Conducted by recognized film composer, in his own right, David Newman (Galaxy Quest, Ice Age), the New York Philharmonic paid tribute to Williams in a way that was not only spot on but utterly spectacular. The evening’s program included pieces from Steven Spielberg classics Jaws, Close Encounters of the Third Kind, Schindler’s List, and Indiana Jones and the Last Crusade. Lesser known scores from Jane Eyre, Memoirs of a Geisha, and Born on the Fourth of July were performed to showcase some of Williams’ non-blockbuster work. The performance ended on a triumphant note, however, with pieces from Star Wars: The Force Awakens, A New Hope and a special bonus excerpt from E.T.: The Extra-terrestrial. Harry Potter and the Sorcerer’s Stone and an extra work entitled For New York were also played.

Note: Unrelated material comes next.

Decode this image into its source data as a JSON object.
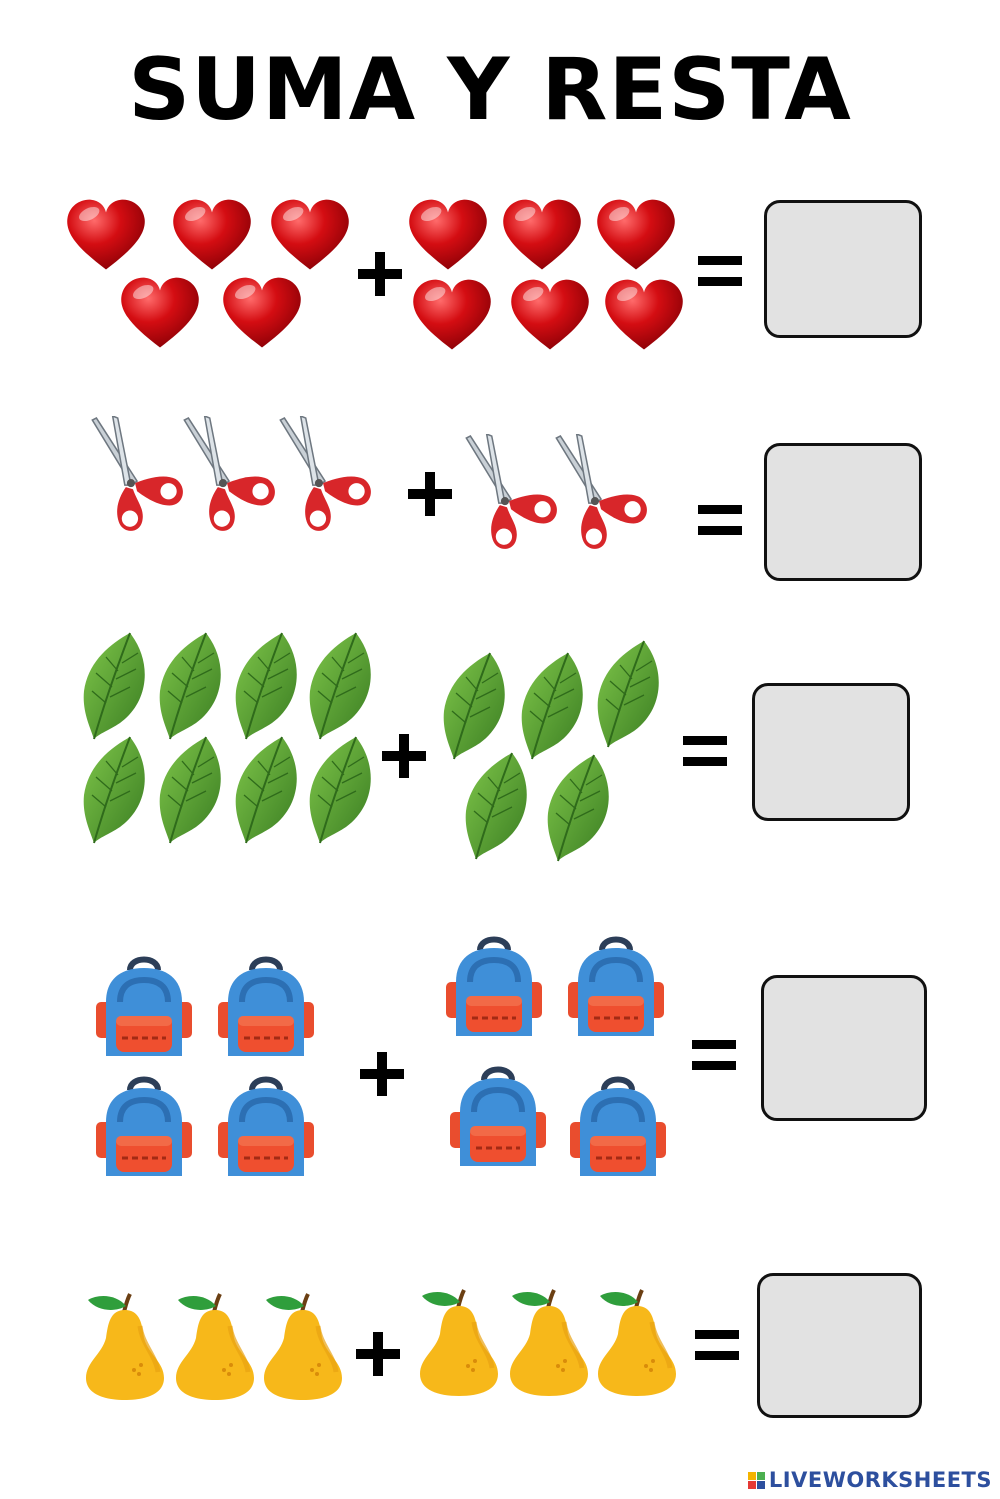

John Williams is so influential in the film world and his scores, so powerful, that anyone in attendance during this concert was certainly treated to something quite magical. It was refreshing to hear some of Williams’ lesser known works performed even if one usually expects to hear the bombast of say, Superman, Hook, or Jurassic Park. Those scores have been represented well in the past and with more scores being churned out every year by this master film composer, I think we are all in store for many more performances to come.